3. L'hasardeuse tentation d'attendre. Un leader indécis, même après avoir pris conseil auprès d'experts, peut encore demeurer indécis. Le réflexe classique est dès lors... d'attendre! Oui, d'attendre qu'une solution émerge toute seule, de nulle part, une fois que toutes les informations recueillies ont décanté dans son esprit. Il faut parfois laisser le temps à l'inspiration de venir, dit-on... Mais, en vérité, cela n'est pas une bonne stratégie pour un leader. Car une telle attente est, dans la vie quotidienne d'une entreprise, un luxe incroyable, un luxe que personne ne peut vraiment se permettre. Et de surcroît, cette attente n'est en rien garante d'une meilleure décision.
4. L'intérêt de se soucier de sa carrière. Les deux chercheurs japonais ont imaginé que le leader se souciait plus ou moins de sa carrière, et ce faisant, de sa réputation. En tenant compte de cette variable, ils ont découvert que ceux qui se préoccupent de leur carrière sont amenés à moins tergiverser que les autres, et par suite à être plus efficaces dans leurs prises de décision. À la clé, cela les pousse à faire moins appel aux experts, mais à mieux tenir compte des nouvelles informations recueillies auprès d'eux, et donc à faire de meilleurs choix.
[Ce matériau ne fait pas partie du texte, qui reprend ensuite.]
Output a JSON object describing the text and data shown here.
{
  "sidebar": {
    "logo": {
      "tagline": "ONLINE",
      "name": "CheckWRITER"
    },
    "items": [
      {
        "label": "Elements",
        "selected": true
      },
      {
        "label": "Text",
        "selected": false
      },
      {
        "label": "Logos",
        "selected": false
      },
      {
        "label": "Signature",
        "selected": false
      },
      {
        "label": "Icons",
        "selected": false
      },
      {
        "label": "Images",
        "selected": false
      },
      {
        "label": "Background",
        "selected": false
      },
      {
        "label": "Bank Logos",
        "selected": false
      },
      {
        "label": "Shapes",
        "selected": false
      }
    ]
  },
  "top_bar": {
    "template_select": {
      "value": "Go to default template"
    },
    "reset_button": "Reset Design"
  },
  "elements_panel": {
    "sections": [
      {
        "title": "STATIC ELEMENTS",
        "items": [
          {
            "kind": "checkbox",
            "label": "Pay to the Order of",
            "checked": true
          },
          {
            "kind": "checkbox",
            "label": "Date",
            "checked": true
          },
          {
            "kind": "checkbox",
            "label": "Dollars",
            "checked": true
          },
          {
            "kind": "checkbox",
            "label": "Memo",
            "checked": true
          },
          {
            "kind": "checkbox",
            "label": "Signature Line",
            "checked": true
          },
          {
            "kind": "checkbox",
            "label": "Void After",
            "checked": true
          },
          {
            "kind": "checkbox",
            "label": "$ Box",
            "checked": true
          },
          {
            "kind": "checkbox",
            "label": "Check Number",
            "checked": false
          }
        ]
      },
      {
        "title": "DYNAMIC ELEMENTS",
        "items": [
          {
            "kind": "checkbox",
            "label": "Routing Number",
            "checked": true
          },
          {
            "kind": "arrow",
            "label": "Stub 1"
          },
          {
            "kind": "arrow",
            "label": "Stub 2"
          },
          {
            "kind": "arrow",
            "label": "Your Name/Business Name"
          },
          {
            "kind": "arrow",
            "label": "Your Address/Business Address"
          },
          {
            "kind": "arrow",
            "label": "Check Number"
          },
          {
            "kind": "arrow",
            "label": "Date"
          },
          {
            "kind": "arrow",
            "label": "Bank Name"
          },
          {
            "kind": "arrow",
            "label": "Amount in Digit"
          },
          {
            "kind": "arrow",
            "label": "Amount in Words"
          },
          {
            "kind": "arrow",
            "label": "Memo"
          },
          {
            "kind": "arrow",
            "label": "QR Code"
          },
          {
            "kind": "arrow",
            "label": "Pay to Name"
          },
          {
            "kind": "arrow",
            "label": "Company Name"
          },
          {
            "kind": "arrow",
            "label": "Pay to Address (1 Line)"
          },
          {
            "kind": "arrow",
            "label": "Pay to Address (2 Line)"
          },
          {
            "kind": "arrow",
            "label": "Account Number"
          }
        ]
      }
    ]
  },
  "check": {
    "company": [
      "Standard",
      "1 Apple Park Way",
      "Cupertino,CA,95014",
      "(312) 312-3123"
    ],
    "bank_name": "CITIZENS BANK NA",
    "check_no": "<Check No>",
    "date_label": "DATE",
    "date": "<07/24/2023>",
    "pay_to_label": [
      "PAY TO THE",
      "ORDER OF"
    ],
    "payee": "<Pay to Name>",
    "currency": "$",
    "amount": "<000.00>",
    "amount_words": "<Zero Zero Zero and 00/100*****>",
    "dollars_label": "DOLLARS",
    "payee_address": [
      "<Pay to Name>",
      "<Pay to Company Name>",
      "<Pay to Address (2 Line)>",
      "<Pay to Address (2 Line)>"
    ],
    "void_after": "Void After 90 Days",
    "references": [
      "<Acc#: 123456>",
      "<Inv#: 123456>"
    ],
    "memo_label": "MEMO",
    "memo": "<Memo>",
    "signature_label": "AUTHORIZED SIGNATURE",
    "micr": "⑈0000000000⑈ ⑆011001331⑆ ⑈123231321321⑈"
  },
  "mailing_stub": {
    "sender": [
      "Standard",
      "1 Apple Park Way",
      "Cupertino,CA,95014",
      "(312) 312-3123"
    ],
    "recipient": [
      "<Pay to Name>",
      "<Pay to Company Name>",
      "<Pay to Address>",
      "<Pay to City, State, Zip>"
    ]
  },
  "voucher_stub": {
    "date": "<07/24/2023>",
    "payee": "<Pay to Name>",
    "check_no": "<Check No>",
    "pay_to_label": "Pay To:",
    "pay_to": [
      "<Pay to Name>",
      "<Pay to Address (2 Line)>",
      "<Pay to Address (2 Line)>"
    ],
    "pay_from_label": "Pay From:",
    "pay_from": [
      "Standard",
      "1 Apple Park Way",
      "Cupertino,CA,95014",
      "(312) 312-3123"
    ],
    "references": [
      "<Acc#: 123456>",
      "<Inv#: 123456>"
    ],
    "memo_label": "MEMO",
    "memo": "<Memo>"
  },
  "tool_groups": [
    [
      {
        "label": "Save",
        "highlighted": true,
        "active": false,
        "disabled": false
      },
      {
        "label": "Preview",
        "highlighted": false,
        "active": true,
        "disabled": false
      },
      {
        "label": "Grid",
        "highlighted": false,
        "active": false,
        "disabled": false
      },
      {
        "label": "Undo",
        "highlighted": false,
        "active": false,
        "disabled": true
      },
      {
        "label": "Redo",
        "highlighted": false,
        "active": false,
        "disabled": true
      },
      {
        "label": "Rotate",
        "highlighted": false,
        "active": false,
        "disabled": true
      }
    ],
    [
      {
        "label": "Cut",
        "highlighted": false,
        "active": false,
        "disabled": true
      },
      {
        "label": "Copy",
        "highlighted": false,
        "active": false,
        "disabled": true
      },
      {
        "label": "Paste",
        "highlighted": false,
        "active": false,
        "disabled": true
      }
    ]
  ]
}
5. L'avantage d'un caractère décidé. Au-delà de ces quatre découvertes, les deux chercheurs japonais au mis au jour un élément remarquable, à savoir que ce qui compte par-dessus tout est le degré d'indécision du leader. Plus ce dernier est indécis, plus il a tendance à faire appel aux conseils des experts, et plus il se noie dans les informations, au point de ne plus être en mesure d'identifier le meilleur choix pour lui. Inversement, plus le leader est quelqu'un de décidé, moins il a recours aux experts, et plus il trouve souvent le bon choix à faire : il lui suffit, en général, de consulter un seul expert pour avoir en mains assez d'informations pour identifier la meilleure décision à prendre.
«Nos résultats montrent que, dans un environnement stratégique, c'est-à-dire où les opinions sont variées ou biaisées (ce qui est souvent le cas en entreprise), le leader qui s'en sort toujours le mieux est celui qui sait prendre des décisions sans tergiverser. Il demande, au besoin, l'opinion d'un expert, et se lance aussitôt après, en tenant compte, bien entendu, de ce qui lui a été dit. Et c'est tout», soulignent les deux professeurs d'économie. Et de souligner : «D'autant plus que, dans bien des cas, mieux vaut faire un choix, même s'il n'est pas optimal, que de ne pas en faire du tout».
Bref, la prochaine fois que vous aurez un choix crucial à faire, dîtes-vous bien que rien ne sert de recueillir un million de conseils : un seul – judicieux et avisé – vous suffira amplement. Le tout est donc de bien choisir votre expert.
En passant, Sénèque a dit : «La raison veut décider ce qui est juste ; la colère veut qu'on trouve juste ce qu'elle a décidé».